Le prince exilé et ses alliés secrets : une figure contestée en Iran

Depuis les émeutes qui secouent l’Iran depuis le 28 décembre, Reza Pahlavi, fils d’un ancien souverain, s’est imposé comme un personnage central de la révolte. Son nom circule dans les rues, son image est déployée sur les places de Téhéran. Mais derrière cette popularité soudaine, certains se demandent si ce n’est pas une création orchestrée par des forces étrangères, en particulier israéliennes.
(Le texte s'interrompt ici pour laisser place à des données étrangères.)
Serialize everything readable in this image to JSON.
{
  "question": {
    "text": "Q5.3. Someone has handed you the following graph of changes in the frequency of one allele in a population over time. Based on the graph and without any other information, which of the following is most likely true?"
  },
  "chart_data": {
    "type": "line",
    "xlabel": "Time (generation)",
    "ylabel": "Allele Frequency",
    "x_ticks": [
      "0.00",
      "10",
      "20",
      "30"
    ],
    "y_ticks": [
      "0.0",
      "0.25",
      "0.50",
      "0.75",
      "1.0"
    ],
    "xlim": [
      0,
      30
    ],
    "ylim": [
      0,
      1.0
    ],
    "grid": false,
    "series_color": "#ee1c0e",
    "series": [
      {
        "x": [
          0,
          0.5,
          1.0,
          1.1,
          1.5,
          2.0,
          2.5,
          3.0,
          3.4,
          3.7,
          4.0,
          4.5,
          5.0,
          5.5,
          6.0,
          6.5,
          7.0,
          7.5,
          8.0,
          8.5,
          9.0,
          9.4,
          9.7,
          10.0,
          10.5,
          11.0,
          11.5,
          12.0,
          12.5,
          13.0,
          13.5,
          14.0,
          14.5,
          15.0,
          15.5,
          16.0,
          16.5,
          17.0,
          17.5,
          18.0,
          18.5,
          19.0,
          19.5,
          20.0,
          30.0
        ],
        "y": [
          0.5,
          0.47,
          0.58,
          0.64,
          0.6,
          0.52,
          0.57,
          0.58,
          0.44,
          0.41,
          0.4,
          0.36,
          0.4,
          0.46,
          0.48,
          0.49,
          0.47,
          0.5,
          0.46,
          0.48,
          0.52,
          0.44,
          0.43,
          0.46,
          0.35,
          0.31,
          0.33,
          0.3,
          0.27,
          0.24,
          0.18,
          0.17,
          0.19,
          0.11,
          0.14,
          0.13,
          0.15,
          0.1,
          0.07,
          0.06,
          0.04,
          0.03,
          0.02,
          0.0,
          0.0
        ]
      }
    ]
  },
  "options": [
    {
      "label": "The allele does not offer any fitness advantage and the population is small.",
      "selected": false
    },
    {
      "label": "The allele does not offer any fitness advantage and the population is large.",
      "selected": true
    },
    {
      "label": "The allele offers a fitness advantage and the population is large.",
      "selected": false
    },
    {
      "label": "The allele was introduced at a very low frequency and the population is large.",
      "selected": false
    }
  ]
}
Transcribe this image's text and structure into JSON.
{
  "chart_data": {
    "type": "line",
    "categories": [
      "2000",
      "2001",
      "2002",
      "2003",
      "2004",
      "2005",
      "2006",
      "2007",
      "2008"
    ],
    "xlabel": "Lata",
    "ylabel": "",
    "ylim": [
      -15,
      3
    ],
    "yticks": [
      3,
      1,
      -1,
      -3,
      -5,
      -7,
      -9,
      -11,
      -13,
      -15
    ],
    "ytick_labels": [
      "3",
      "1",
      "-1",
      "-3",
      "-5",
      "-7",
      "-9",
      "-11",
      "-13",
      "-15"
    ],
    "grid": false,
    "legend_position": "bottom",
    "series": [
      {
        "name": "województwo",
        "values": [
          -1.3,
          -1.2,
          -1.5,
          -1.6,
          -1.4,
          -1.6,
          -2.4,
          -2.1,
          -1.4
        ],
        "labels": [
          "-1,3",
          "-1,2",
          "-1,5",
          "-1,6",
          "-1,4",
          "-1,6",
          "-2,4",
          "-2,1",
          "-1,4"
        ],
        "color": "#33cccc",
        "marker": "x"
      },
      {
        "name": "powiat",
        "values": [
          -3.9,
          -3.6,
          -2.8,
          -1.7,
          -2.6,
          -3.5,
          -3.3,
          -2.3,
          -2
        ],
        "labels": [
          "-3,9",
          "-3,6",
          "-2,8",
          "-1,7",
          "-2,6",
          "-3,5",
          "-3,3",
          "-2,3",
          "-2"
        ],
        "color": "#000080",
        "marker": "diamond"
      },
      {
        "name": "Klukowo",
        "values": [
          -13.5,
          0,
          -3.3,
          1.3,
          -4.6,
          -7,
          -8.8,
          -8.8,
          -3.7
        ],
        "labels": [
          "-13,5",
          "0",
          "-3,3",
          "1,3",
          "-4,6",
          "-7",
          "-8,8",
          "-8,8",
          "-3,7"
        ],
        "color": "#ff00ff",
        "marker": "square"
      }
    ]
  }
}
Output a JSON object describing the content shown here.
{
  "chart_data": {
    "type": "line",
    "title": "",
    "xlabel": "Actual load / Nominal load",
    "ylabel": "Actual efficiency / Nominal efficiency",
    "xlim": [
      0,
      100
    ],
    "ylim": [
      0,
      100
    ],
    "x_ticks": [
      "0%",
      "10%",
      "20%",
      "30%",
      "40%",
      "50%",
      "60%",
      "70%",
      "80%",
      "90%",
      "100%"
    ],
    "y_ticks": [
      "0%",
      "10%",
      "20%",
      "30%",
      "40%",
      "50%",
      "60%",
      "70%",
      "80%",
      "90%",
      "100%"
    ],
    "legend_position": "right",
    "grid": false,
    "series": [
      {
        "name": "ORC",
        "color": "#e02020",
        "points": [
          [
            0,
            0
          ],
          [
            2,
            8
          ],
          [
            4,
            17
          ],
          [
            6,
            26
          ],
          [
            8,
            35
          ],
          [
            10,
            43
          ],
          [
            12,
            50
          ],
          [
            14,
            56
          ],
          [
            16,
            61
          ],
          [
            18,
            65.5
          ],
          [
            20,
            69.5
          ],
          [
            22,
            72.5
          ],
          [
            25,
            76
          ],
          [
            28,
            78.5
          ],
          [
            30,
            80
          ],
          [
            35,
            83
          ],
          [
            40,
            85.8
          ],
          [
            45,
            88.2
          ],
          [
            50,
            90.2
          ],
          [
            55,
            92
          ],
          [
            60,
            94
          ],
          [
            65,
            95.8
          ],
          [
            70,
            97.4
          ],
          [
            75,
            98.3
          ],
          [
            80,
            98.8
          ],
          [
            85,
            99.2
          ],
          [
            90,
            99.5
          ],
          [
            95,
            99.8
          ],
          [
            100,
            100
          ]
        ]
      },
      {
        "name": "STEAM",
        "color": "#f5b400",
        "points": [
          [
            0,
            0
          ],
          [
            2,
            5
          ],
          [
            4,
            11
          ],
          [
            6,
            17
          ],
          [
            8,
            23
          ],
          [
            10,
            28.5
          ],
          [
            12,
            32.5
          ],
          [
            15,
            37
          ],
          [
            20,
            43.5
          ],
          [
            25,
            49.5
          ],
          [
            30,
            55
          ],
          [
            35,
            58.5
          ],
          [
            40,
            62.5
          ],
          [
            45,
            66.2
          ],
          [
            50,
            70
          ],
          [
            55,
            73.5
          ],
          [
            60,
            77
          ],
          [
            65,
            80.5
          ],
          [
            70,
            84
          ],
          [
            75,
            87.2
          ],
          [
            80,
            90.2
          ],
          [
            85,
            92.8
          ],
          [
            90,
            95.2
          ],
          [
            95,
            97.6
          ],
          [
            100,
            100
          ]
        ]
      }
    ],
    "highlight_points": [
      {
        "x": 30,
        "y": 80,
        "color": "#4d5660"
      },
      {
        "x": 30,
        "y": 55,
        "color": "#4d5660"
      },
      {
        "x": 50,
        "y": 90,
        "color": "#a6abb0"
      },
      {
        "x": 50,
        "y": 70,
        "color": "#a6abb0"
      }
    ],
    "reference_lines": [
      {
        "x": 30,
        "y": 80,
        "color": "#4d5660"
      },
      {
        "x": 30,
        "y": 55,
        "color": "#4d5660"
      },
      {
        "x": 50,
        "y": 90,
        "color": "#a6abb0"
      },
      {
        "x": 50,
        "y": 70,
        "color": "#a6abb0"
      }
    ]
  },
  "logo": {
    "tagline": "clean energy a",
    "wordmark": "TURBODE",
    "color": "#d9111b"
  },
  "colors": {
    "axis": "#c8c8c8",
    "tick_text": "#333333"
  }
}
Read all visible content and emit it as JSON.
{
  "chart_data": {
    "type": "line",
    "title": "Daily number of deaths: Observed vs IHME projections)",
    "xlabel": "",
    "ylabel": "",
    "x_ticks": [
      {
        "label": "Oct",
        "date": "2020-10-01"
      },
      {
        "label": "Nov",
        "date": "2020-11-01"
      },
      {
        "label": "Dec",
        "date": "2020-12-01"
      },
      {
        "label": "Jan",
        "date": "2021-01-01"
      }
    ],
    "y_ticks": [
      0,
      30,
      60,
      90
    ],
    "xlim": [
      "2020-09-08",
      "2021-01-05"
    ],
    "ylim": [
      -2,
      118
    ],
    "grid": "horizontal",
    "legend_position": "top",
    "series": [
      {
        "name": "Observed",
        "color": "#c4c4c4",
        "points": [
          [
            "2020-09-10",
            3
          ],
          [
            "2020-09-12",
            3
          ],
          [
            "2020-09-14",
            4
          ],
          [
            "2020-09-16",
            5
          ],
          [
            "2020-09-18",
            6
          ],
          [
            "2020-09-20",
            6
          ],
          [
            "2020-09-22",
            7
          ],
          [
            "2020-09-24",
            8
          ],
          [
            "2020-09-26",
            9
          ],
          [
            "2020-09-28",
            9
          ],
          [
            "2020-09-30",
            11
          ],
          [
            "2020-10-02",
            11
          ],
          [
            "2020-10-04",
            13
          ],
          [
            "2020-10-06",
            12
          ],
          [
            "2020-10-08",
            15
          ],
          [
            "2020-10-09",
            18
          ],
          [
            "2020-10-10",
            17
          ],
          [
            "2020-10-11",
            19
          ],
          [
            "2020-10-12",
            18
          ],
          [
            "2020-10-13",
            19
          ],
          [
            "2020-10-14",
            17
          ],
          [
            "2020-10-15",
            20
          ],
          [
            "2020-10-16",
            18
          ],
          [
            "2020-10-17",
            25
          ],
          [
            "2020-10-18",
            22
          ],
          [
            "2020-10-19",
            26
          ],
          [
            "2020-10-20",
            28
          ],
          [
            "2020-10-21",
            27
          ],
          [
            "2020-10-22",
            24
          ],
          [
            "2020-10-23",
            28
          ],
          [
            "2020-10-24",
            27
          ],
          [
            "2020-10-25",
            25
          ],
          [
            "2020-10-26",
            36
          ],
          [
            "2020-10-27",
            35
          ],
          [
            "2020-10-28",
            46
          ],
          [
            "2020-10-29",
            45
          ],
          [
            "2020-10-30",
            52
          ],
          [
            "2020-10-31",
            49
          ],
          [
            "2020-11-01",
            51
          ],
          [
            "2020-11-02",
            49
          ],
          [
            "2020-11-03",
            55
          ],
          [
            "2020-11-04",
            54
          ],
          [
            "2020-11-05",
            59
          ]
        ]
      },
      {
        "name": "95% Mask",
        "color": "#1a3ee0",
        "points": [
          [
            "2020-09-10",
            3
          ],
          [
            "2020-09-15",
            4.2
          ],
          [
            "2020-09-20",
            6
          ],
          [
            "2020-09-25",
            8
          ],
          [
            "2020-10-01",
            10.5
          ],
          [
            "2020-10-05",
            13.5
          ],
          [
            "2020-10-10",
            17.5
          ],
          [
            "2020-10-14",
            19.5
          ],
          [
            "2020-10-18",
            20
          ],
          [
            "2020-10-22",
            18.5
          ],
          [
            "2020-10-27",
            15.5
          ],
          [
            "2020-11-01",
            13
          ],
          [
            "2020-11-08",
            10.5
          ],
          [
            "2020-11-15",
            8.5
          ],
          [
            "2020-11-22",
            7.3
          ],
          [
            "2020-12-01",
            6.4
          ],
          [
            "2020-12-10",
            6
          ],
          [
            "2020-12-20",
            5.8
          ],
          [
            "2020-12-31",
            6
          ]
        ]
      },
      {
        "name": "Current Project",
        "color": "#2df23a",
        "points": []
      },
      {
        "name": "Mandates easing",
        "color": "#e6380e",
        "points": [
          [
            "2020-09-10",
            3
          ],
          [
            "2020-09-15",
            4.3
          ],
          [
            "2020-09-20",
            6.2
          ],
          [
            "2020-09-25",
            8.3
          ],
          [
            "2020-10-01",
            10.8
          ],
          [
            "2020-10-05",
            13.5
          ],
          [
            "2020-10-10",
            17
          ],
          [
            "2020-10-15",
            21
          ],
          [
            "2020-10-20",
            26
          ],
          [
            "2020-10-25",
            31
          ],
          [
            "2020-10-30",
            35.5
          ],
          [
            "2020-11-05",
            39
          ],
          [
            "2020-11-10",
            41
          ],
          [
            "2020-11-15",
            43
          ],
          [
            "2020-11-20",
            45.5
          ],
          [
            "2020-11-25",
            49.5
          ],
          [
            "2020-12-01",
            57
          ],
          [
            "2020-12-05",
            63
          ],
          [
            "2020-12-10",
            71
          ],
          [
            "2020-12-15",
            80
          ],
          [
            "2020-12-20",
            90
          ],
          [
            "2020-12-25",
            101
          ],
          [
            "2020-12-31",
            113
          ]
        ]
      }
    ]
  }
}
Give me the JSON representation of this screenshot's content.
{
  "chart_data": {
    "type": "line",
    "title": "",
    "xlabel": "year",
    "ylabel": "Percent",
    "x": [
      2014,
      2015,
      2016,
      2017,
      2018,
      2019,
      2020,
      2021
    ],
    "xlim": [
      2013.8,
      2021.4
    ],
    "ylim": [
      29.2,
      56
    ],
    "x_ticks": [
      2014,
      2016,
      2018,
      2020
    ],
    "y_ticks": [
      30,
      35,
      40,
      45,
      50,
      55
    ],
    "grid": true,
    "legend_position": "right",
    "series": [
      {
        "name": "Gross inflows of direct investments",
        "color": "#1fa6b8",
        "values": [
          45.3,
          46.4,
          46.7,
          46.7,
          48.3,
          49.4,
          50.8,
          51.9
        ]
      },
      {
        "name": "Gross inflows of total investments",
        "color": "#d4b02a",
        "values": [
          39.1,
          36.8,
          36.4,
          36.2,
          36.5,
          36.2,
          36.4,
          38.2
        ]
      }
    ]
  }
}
Un retour médiatique organisé ?
Le futur héritier multiplie les apparitions publiques, prétendant incarner un avenir post-islamiste pour l’Iran. Dans une vidéo partagée sur X le 10 janvier, il appelle à « occuper les espaces urbains » et à se préparer à « reprendre les centres-villes ». Pourtant, son histoire politique reste floue : exilé aux États-Unis depuis 1978, il n’a commencé à s’exprimer qu’en 2009, avant de gagner en visibilité après la mort en 2022 de Mahsa Amini, une jeune femme kurde décédée après son arrestation pour violation des règles vestimentaires. Des images de son corps blessé ont déclenché un mouvement populaire, même si les manifestations ont été réprimées. Le pays a connu une transformation culturelle : davantage de femmes sortent sans voile, et la contestation persiste sous d’autres formes. Reza Pahlavi a su capitaliser sur ce climat.
Des soutiens inquiétants
Sa proximité avec Benyamin Netanyahou, partagée via les réseaux sociaux, ainsi que son soutien médiatique par des chaînes d’opposition (comme Iran International ou Manoto), souvent suspectées de liens avec Israël, suscitent des inquiétudes. Une enquête conjointe entre Haaretz et Citizen Lab révèle une campagne d’influence israélienne, financée depuis juin dernier, pour promouvoir Reza Pahlavi comme figure clé d’un futur Iran. Des messages pro-Pahlavi et anti-régime sont diffusés en coordination, amplifiant les publications de Gila Gamliel, ministre israélienne proche du prince. Même des contenus falsifiés via deepfakes sont utilisés pour simuler un soutien populaire à la monarchie. Des influenceurs, probablement guidés par Tel-Aviv, renforcent son image sur TikTok et Instagram, tandis que d’autres voix de l’opposition iranienne sont discréditées. Son soutien public à Israël lors des frappes de juin 2025 a également éloigné une partie de la population.
Un héros artificiel ?
Pour Nazila Golestan, figure de l’association Iran HamAva, il faut se méfier d’un « mythe rapide ». Elle rappelle que l’Iran ne doit pas reproduire l’erreur de s’en remettre à une seule figure. « Les vrais combattants sont emprisonnés. Quand les portes s’ouvriront, le peuple choisira son système », affirme-t-elle.
Entre espoir et méfiance
Reza Pahlavi ne convainc pas non plus les pays occidentaux. Malgré ses appels à Donald Trump pour une intervention militaire, le président américain s’abstient, jugeant inapproprié de le rencontrer actuellement.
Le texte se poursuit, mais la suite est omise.